"When the China situation arose, Ben immediately came to mind," says director of exhibits Kate Quinn.
She says Neiditz had made a faux mummy in 2008 as part of an art installation and later let the museum's education department use it so "kids could have a chance to see and touch a mummy up close. You know, to add that cool factor."
Cool indeed: That mummy, a life-size number with a comic tuft of hair atop his pate, even sports white-and-blue sneakers.
"We knew we were using photographs [in place of the missing artifacts] for the exhibit," Queen said. "But for [the mummies], we wanted to have something a little more real.
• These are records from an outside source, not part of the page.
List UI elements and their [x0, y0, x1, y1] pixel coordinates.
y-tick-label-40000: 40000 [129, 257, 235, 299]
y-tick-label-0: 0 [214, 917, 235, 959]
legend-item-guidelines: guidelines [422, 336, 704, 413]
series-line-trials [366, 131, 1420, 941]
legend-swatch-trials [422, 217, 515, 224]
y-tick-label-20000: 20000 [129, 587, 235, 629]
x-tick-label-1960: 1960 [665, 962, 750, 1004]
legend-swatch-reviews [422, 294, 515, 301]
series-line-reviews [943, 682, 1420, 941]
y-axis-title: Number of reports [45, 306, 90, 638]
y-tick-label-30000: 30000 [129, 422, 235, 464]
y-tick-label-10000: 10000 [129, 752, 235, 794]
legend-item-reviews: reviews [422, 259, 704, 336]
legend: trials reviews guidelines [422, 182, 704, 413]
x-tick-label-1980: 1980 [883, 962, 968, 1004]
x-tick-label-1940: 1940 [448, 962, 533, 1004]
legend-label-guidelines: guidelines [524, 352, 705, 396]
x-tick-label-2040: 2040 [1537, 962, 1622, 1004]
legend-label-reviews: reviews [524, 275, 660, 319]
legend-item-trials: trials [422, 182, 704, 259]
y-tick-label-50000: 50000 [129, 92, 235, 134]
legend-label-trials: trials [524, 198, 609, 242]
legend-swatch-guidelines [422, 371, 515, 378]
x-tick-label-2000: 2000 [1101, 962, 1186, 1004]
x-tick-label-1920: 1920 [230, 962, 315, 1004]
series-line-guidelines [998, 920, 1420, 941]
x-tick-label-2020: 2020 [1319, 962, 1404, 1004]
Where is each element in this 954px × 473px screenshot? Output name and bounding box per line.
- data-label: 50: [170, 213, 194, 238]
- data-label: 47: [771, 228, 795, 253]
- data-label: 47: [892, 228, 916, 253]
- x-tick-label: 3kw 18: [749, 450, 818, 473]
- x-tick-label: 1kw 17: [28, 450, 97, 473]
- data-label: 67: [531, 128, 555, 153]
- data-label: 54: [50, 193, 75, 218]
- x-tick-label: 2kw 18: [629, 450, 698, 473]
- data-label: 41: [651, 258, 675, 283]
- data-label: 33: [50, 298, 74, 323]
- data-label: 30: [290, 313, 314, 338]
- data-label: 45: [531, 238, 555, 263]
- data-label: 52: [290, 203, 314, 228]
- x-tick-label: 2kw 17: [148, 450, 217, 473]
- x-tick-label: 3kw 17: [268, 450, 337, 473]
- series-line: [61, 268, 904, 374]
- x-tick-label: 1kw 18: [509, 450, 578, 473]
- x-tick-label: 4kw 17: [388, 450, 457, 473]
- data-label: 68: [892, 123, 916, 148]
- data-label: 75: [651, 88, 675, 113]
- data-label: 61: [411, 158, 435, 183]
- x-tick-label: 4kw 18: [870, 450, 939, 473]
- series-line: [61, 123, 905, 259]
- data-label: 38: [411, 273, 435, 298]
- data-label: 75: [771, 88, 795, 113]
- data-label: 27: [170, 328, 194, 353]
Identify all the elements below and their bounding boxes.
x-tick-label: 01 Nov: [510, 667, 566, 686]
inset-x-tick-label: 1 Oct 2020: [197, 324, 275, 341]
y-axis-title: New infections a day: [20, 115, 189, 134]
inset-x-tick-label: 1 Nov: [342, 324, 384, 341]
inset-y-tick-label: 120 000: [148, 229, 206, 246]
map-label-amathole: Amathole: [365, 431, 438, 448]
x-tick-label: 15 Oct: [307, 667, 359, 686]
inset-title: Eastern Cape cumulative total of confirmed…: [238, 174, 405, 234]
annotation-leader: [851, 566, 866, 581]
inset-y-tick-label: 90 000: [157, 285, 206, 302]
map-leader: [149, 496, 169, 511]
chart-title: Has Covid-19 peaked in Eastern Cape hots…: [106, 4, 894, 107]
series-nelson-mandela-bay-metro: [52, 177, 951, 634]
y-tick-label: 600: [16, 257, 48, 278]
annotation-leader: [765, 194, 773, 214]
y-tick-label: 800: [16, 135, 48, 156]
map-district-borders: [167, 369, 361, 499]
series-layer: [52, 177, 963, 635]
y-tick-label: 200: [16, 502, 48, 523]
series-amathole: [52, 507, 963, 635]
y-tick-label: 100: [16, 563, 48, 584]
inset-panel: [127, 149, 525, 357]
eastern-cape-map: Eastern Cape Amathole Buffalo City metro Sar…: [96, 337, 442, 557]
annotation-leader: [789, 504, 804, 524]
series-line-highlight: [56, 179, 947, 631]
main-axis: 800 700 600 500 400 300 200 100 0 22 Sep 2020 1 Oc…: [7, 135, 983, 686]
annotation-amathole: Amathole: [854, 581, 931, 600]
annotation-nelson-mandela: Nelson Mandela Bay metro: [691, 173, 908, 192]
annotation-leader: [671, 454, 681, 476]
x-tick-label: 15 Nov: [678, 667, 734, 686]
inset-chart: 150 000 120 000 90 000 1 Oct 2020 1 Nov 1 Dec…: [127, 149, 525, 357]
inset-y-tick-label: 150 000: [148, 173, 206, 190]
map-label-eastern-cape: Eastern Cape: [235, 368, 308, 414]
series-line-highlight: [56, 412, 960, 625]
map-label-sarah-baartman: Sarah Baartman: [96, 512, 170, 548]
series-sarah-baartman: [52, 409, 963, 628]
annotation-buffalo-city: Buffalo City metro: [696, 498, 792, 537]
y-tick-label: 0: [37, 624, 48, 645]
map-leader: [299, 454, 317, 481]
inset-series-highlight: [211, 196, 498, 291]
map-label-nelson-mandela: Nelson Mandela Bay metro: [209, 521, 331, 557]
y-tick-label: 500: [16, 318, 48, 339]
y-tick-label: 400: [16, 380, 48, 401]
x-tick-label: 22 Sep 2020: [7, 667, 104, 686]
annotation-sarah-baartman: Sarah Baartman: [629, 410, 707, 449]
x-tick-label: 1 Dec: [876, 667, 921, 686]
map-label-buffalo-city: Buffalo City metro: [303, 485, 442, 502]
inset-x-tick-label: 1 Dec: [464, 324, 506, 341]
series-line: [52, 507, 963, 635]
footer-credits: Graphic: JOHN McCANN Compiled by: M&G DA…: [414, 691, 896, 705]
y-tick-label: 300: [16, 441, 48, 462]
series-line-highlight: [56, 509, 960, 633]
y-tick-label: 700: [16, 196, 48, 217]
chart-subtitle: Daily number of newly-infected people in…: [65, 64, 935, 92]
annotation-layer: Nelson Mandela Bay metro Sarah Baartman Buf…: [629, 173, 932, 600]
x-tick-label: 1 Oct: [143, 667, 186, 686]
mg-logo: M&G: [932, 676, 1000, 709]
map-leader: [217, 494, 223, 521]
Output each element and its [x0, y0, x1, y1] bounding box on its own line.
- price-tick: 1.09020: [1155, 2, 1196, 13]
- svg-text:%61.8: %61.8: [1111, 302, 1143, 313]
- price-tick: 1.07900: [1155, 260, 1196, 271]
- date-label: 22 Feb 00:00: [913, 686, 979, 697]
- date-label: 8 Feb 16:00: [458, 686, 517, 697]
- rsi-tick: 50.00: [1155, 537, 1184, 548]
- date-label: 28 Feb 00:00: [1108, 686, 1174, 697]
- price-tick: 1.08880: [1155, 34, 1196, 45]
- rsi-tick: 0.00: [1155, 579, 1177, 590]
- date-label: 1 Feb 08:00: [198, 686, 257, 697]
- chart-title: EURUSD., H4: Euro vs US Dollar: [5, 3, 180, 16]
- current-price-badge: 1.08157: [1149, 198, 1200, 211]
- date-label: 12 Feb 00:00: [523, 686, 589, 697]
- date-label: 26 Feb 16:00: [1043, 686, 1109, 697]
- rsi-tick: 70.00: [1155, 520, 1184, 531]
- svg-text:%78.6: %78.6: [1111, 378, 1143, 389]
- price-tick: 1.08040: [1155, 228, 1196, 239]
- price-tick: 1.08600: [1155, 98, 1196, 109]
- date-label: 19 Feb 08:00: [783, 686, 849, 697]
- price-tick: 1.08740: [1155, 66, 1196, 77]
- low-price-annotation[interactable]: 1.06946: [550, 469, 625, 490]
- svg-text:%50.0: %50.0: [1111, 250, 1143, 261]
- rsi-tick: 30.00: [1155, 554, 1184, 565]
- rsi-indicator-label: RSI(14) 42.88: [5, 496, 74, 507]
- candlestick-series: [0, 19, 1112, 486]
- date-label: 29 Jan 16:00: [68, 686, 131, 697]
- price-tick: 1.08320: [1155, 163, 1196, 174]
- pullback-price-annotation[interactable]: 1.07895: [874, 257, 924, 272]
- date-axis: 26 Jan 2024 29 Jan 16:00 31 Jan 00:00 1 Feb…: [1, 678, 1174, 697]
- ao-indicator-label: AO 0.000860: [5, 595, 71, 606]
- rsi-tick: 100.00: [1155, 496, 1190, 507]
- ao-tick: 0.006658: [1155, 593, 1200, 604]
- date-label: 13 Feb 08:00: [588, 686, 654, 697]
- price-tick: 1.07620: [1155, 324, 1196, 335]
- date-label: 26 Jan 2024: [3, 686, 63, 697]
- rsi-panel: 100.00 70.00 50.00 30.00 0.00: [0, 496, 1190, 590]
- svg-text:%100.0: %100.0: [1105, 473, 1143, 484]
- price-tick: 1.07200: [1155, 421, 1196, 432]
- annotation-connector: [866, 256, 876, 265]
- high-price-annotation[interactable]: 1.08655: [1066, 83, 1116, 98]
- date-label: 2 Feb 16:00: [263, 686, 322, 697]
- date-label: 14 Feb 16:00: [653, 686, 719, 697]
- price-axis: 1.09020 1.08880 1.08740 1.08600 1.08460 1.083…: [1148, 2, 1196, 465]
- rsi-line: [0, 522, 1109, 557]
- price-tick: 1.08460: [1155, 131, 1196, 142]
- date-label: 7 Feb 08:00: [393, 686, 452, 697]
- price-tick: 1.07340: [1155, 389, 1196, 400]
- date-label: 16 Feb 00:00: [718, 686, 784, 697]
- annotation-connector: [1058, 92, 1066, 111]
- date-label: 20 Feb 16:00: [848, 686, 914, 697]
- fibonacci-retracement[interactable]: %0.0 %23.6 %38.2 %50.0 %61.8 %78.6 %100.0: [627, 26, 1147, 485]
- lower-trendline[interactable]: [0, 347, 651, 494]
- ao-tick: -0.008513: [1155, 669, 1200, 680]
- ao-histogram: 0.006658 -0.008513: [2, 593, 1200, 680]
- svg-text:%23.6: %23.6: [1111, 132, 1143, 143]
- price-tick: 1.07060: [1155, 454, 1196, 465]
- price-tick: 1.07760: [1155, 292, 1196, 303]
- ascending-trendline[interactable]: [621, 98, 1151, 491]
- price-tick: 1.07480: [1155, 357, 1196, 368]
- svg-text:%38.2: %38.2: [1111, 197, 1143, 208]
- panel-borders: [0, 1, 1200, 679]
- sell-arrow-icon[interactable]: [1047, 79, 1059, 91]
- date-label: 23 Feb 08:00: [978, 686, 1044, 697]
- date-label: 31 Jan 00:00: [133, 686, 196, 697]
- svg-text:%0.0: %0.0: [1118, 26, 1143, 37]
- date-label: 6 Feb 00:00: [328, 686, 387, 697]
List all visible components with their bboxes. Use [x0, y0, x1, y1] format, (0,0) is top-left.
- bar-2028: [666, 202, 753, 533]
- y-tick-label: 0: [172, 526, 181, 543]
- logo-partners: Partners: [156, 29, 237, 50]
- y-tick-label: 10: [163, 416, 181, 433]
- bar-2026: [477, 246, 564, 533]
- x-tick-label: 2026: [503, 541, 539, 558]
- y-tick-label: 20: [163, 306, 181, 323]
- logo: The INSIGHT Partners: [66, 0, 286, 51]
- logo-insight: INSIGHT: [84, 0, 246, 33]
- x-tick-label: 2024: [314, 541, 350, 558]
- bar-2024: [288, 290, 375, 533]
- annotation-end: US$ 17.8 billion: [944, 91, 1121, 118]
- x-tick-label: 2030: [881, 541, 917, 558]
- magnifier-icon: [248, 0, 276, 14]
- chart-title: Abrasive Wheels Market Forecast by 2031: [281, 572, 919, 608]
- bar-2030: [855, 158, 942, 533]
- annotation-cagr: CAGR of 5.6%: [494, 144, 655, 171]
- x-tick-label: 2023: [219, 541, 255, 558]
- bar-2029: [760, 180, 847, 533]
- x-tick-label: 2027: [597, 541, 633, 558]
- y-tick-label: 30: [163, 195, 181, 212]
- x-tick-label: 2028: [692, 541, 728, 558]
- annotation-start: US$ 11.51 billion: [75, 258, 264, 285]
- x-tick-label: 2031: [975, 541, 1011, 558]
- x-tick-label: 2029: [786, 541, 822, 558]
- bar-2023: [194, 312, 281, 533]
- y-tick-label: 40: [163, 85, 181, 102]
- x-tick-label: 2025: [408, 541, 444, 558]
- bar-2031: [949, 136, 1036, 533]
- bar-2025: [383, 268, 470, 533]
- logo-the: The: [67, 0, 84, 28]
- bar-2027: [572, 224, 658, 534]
They are icons . . . arguably the most interesting part of the exhibition."
Neiditz jumped at the chance.
"He was really excited about it," says Quinn.
(The artifacts, and the mummies, have since been cleared for display and will go on view at the museum beginning Friday and continuing through March 15. The show will reopen March 17, with fake mummies again in place. The rest of the Chinese objects will remain on display until March 28; the exhibition, in its opening form, will continue through June 5.)
Neiditz, 28, who has been an exhibits fabricator at the museum since October 2009, is slim, understated, laid-back.
"I had a blast making these mummies," he says of the two papier-mâché dummies he created using photos of the originals. The first, a 3,800-year-old woman from western China, has been dubbed the Beauty of Xiaohe. The other, Baby Bluebonnet, is a 2,800-year-old infant.
A Boston native who has lived in Philly for six years, Neiditz sports a dark knit cap as he guides a visitor through the exhibit.
He says his two passions are art and political activism.